Когда родился этот миф? Вряд ли когда,
рассорившись, славянские вожди пригласили
Рюрика; и не во времена насильственного крещения
Руси, когда князья крутили головой во все
стороны, выбирая чужую религию, и в конце концов
отказались от своего язычества; и не во времена
монголо-татар, когда сначала брат шел на брата, а
потом кто к полякам подался, кто и с монголами
породнился. Вероятнее всего это случилось ближе
к правлению Ивана III: и от Золотой Орды отбились, и
свои земли собрали, а тут и Византия пала — сам
Бог велел Третьим Римом назваться. Выхватили
знамя веры из рук павшего бойца, понесли дальше —
похвально. Но вот когда было провозглашено в
продолжение, что «…Четвертому не бывать», тогда,
возможно, и стало складываться то самое
самосознание исключительности. Россия — оплот
православной веры. Форпост на Западе и на
Востоке. Так формировалась ментальность нации.

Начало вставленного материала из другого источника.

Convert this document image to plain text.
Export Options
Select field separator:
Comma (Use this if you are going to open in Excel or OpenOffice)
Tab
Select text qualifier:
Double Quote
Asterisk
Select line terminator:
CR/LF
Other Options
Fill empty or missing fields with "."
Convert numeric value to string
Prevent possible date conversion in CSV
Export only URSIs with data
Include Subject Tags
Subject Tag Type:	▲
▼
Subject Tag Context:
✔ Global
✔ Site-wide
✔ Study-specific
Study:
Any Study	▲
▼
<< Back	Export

Потом был Иван Грозный — войны, внутри и вовне.
Русь прирастать стала Поволжьем и Сибирью. Ее
просторы расширились и становились все
бескрайнее и бескрайнее: при Алексее Михайловиче
с Украиной воссоединились, Петр Великий пробился
к морю с севера, Екатерина Великая — с юга, а
заодно и Польшу поделила, и, наконец, при
Александре I выторговали Финляндию у Наполеона.

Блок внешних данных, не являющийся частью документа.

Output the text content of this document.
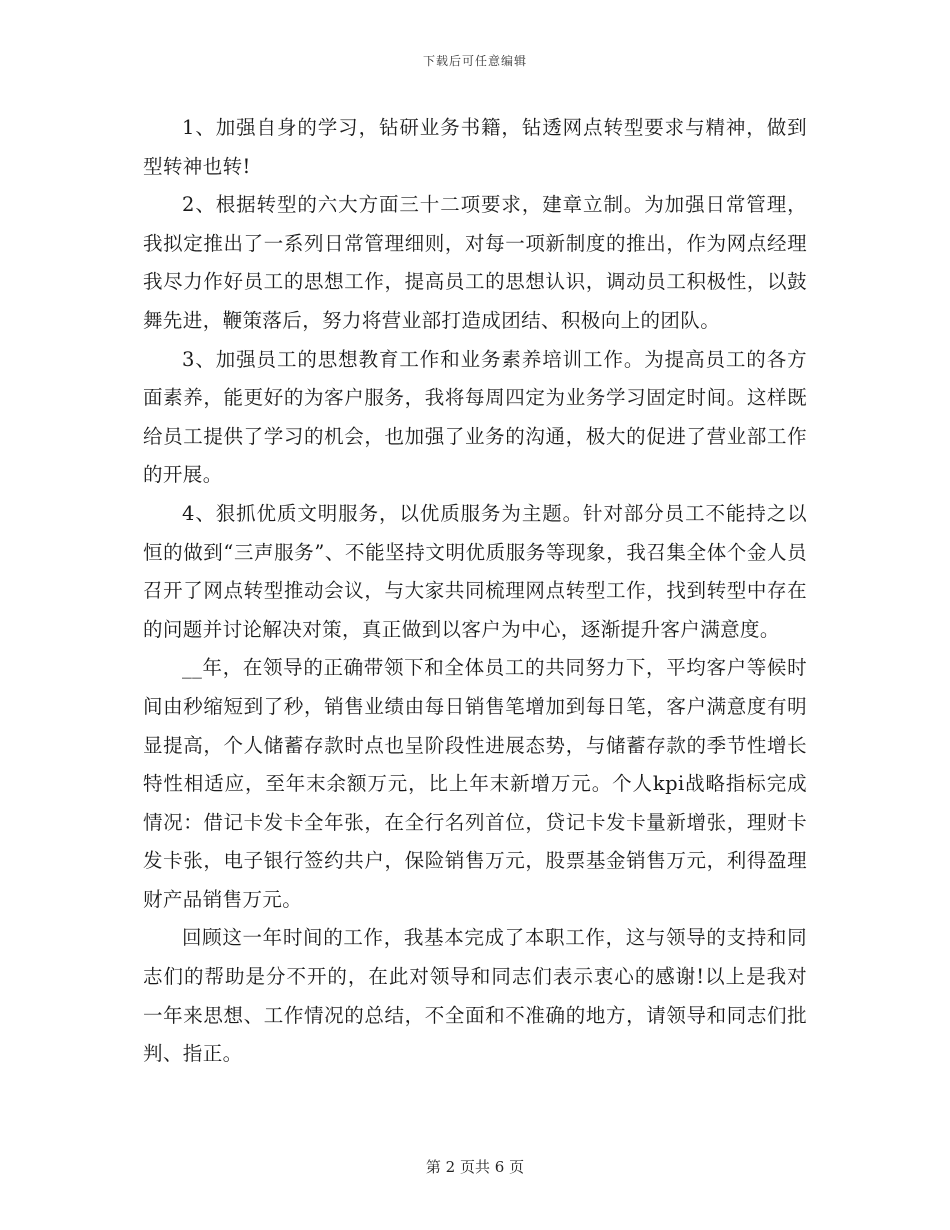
下载后可任意编辑

1、加强自身的学习，钻研业务书籍，钻透网点转型要求与精神，做到型转神也转!

2、根据转型的六大方面三十二项要求，建章立制。为加强日常管理，我拟定推出了一系列日常管理细则，对每一项新制度的推出，作为网点经理我尽力作好员工的思想工作，提高员工的思想认识，调动员工积极性，以鼓舞先进，鞭策落后，努力将营业部打造成团结、积极向上的团队。

3、加强员工的思想教育工作和业务素养培训工作。为提高员工的各方面素养，能更好的为客户服务，我将每周四定为业务学习固定时间。这样既给员工提供了学习的机会，也加强了业务的沟通，极大的促进了营业部工作的开展。

4、狠抓优质文明服务，以优质服务为主题。针对部分员工不能持之以恒的做到“三声服务”、不能坚持文明优质服务等现象，我召集全体个金人员召开了网点转型推动会议，与大家共同梳理网点转型工作，找到转型中存在的问题并讨论解决对策，真正做到以客户为中心，逐渐提升客户满意度。

__年，在领导的正确带领下和全体员工的共同努力下，平均客户等候时间由秒缩短到了秒，销售业绩由每日销售笔增加到每日笔，客户满意度有明显提高，个人储蓄存款时点也呈阶段性进展态势，与储蓄存款的季节性增长特性相适应，至年末余额万元，比上年末新增万元。个人kpi战略指标完成情况：借记卡发卡全年张，在全行名列首位，贷记卡发卡量新增张，理财卡发卡张，电子银行签约共户，保险销售万元，股票基金销售万元，利得盈理财产品销售万元。

回顾这一年时间的工作，我基本完成了本职工作，这与领导的支持和同志们的帮助是分不开的，在此对领导和同志们表示衷心的感谢!以上是我对一年来思想、工作情况的总结，不全面和不准确的地方，请领导和同志们批判、指正。

第 2 页共 6 页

Так и возник пресловутый «геополитический
фактор», о котором как о самой нашей главной
исключительности говорил «сумасшедший» Чаадаев.
Огромность территории, ее особое евразийское
расположение, богатейшие природные ресурсы,
многонациональность народов, ее заселяющих,
терпимость, но и государственный патронаж,
ортодоксальность веры — все это стало сначала
чертами, а потом и свойствами русского характера:
широкого до потерянности (даже неловко уже
цитировать Дмитрия Карамазова о широте русского
человека и о желании ее сузить), самобытного в
своей эклектичности, противоречивого в
разнообразии, христианско-языческого,
снисходительного до равнодушия, неспешного до
лени, нежадного, но ничего не ценящего, гордого,
даже кичливого, но порой не уважающего самого
себя, полноценного и тревожного, доверчивого и
непостоянного.
Куда уж пришельцу-иностранцу в России
разобраться, если она сама находится в
постоянной рефлексии (имея в виду образованную и
просвещенную часть населения) и… не дает ответа.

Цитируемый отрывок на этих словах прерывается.